Friday, August 14, 2009

The Amish & Technology… & Education?

I have got to stop reading Kevin Kelly. I can NOT believe how he writes so much (in length and depth, but also so often.)

I was completely shocked when I saw his post regarding Why Technology Cannot Fulfill …about the Amish community.  I immediately said – the Amish and technology?  How do they connect?

Kevin Kelly can do it, and he did it again.

He writes a long and wonderful piece immediately wrapping you into the story telling about an Amish visitor he met online… yes, you read that right. Maybe you’d better go right now to the source and read it from Kevin Kelly! (It’s a long read, though!)

After a wonderful, yet rambling story about his Amish friends and life as a hippie in the 70s, Kelly talks about how the Amish are somewhat “selfish.”

“The "good" they wish their minimal technology to achieve is primarily the fulfillment of a fixed nature,” 

unlike the “rest of the world.”

We, in the technological world of today,

“Those million urban migrants per day have enrolled into the technium for the same reason you have (and you have if you are reading this): to increase your choices. To increase your chances of unleashing your full potential. Perhaps someday someone will invent a tool that is made just for your special combination of hidden talents. Or perhaps you will make your own tool. Most importantly, and unlike the Amish and minimites, you may invent a tool which will help unleash the fullest of someone else. Our call is not only to discover our fullest selves in the technium, but to expand the possibilities for others. We have a moral obligation to increase the amount of technology in the world in order to increase the number of possibilities for the most people. Greater technology will selfishly unleash us, but it will also unselfishly unleash others, our children and all to come.”

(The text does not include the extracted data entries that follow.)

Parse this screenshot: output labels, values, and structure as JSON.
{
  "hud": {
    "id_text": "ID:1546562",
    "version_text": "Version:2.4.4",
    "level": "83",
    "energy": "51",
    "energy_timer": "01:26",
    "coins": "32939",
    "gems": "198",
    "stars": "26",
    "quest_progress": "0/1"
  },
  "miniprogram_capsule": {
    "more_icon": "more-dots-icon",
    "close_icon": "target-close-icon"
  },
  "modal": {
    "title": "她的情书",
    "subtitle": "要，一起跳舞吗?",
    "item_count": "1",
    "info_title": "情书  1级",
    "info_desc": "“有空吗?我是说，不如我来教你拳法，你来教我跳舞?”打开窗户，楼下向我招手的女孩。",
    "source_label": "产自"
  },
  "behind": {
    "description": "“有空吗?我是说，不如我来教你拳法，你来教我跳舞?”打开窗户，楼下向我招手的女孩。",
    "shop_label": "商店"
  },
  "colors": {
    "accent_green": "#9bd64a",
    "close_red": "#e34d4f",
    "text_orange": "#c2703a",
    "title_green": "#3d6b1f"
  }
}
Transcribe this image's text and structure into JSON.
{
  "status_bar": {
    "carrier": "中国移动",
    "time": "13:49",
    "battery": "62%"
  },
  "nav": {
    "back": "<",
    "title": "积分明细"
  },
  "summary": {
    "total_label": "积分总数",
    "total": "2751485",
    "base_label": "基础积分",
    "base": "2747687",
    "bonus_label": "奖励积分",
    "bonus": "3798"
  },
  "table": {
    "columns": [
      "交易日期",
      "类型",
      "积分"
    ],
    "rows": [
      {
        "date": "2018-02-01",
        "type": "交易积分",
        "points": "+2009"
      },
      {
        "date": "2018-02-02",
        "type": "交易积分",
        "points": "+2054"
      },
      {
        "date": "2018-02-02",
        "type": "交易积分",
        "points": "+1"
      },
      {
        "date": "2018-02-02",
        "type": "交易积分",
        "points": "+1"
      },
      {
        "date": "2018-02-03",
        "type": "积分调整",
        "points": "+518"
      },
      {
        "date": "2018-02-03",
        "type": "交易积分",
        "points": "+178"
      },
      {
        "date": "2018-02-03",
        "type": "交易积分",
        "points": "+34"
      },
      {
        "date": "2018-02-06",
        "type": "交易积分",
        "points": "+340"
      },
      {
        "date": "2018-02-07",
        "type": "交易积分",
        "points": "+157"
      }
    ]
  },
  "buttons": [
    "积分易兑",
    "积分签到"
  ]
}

The Amish are dependent upon our technology…

“The Amish are a little sensitive about this, but their self reliant lifestyle as it is currently practiced is heavily dependent on the greater technium that surrounds their enclaves. They do not mine the metal they build their mowers from. They do not drill or process the kerosene they use. They don't manufacture the solar panels on their roofs. They don't grow or weave the cotton in their clothes. They don't educate or train their own doctors. They also famously do not enroll in armed forces of any kind (but in compensation of that, they are world-class volunteers in the outside world. Few people volunteer more often, or with more expertise and passion than the Amish/Mennonites.) In short they depend up the outside world for they way they currently live. The increasing numbers of minimite urban homesteads are likewise indebted to the ongoing technium. If the Amish had to generate their all their own energy, grow all their clothing fibers, mine all metal, harvest and mill all lumber, it would not be Amish at all. Their communities would hardly be civilized.”

Kelly says,

“As I encourage new technologies I am working for the Amish, and Leon, and the minimite homesteaders. So is anyone who is inventing, discovering, and expanding possibilities. In our ceaseless collective generation of new technologies, we technology boosters can invent more appropriate tools for minimalism, even though they are not doing that for us. Nonetheless, the Amish and minimites have something important to teach us about selecting what we embrace. I don't want a lot of devices that add maintenance chores to my life without adding real benefits. I do want to be slow to embrace technology that I can back out of. I don't want stuff that closes off options to others (like weapons). And I do want the minimum because I've learned that I have limited time or attention.” 

“I think I can put it this way: What we are seeking is the minimum amount of technology that will generate the maximum number of options for all.”

Kelly also has a point about education. He asked Leon, his online friend who was visiting, if he thought that there could be the same goodness of the Amish life if kids went to school until the 10th grade instead of the 8th grade like they do. Leon said,

“Well, you know, he said, "hormones kick in around the 9th grade and boys, and even some girls, just don't want to sit at desks and do paperwork. They need to use their hands as well as their heads and they ache to be useful. Kids learn more doing real things at that age."

That is true, kids don’t want to sit at a desk and do paperwork.  They want to do more real things.” 

AUTHENTIC LEARNING…

We are investing in the possibilities of our students, as well.

After you read the whole article (I know it seems that I quoted it all here in this post, but truly I didn’t; he is a prolific writer), tell me what I missed, what you thought, and how we can use this information in education.

[As always, the underlines, color changes, and bold type is mine, not the author’s.  I do this so often, I should probably put a disclaimer to this effect at the bottom of every blog!]